Whether Fairview would have to pay the state for the cost of the medical center is contested, however. According to the bill’s fiscal note, the University of Minnesota says Fairview received the medical center from the university, not the state.
For good measure, Bierman has also authored a second bill (HF3108/SF3124) which would outright ban out-of-state entities from owning, either directly or indirectly, University of Minnesota health care facilities.

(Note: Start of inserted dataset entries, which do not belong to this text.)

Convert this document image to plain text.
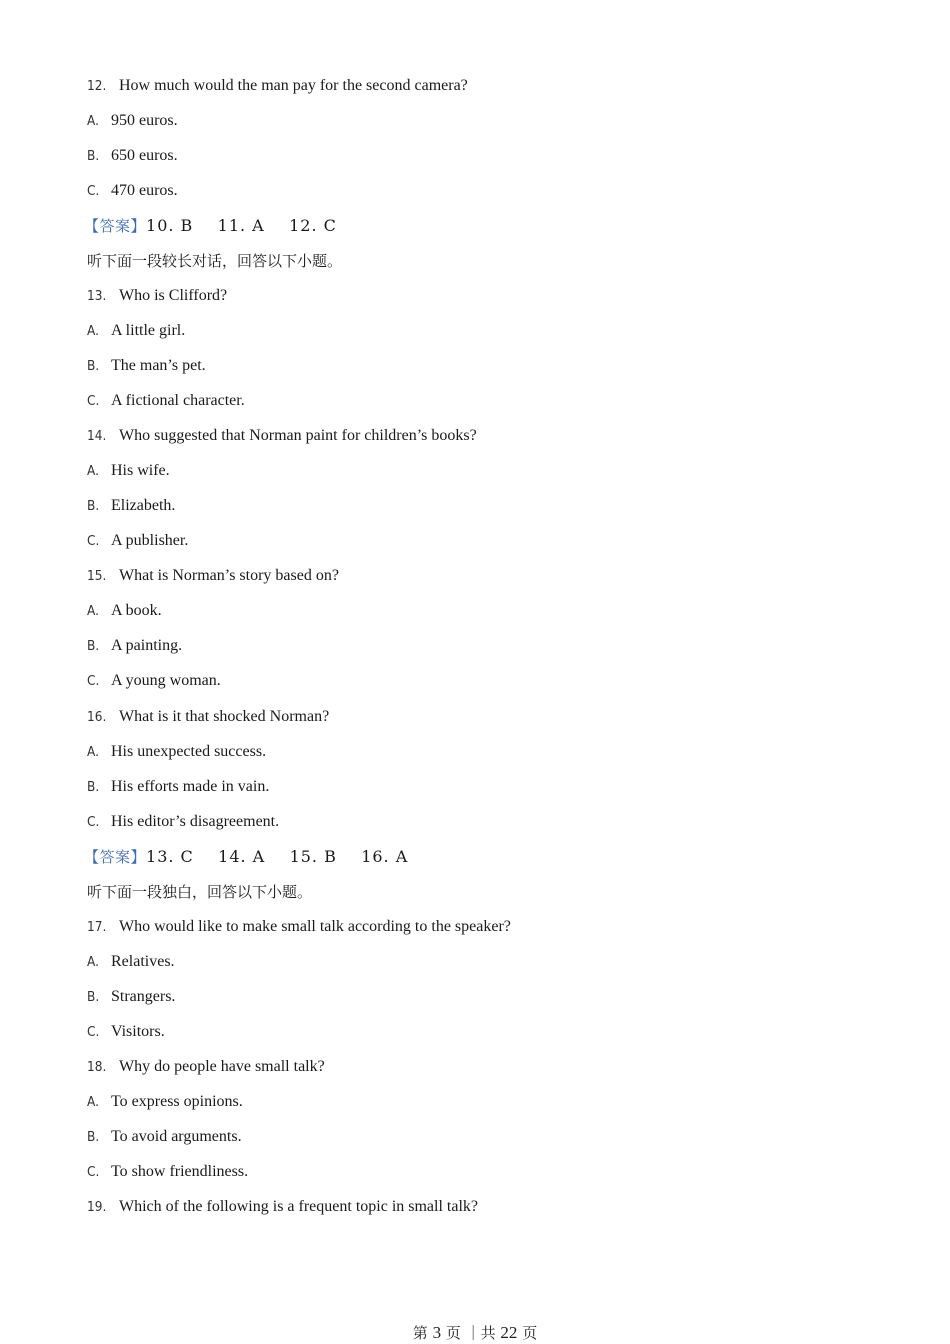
12. How much would the man pay for the second camera?
A. 950 euros.
B. 650 euros.
C. 470 euros.
【答案】10. B    11. A    12. C
听下面一段较长对话，回答以下小题。
13. Who is Clifford?
A. A little girl.
B. The man’s pet.
C. A fictional character.
14. Who suggested that Norman paint for children’s books?
A. His wife.
B. Elizabeth.
C. A publisher.
15. What is Norman’s story based on?
A. A book.
B. A painting.
C. A young woman.
16. What is it that shocked Norman?
A. His unexpected success.
B. His efforts made in vain.
C. His editor’s disagreement.
【答案】13. C    14. A    15. B    16. A
听下面一段独白，回答以下小题。
17. Who would like to make small talk according to the speaker?
A. Relatives.
B. Strangers.
C. Visitors.
18. Why do people have small talk?
A. To express opinions.
B. To avoid arguments.
C. To show friendliness.
19. Which of the following is a frequent topic in small talk?
第 3 页 ｜共 22 页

“We need to do whatever we need to do to keep the University of Minnesota under the auspices of Minnesotans,” Bierman said.
In a statement, a spokesperson for Fairview and Sanford said the companies have been cooperating with the attorney general and have agreed to his request for a 90 days’ notice prior to closing the merger at a future date.
“Since December of last year, our priority has been continued cooperation to support the existing and robust review that is already in place by the attorney general,” the statement says. “We remain confident in the benefits of the merger for our people, patients and communities and our shared vision to advance world-class health care for all we serve.”
The Minnesota Hospital Association in a letter to lawmakers said it was concerned about the attorney general’s oversight in the bill, as health care companies often need to adapt and denying a merger “could result in essential health care services being eliminated from a community in our state.”
Hospital executives are unlikely to be able to dissuade a unified Democratic trifecta from voting against the bills. Republicans, however, appear skeptical of the law, noting that mergers can help rural communities by supporting local clinics and that health care companies don’t want to undergo more government regulation.
House members on Tuesday voted to send the bill to the House Ways and Means Committee, which is usually a bill’s last stop before it goes to the floor.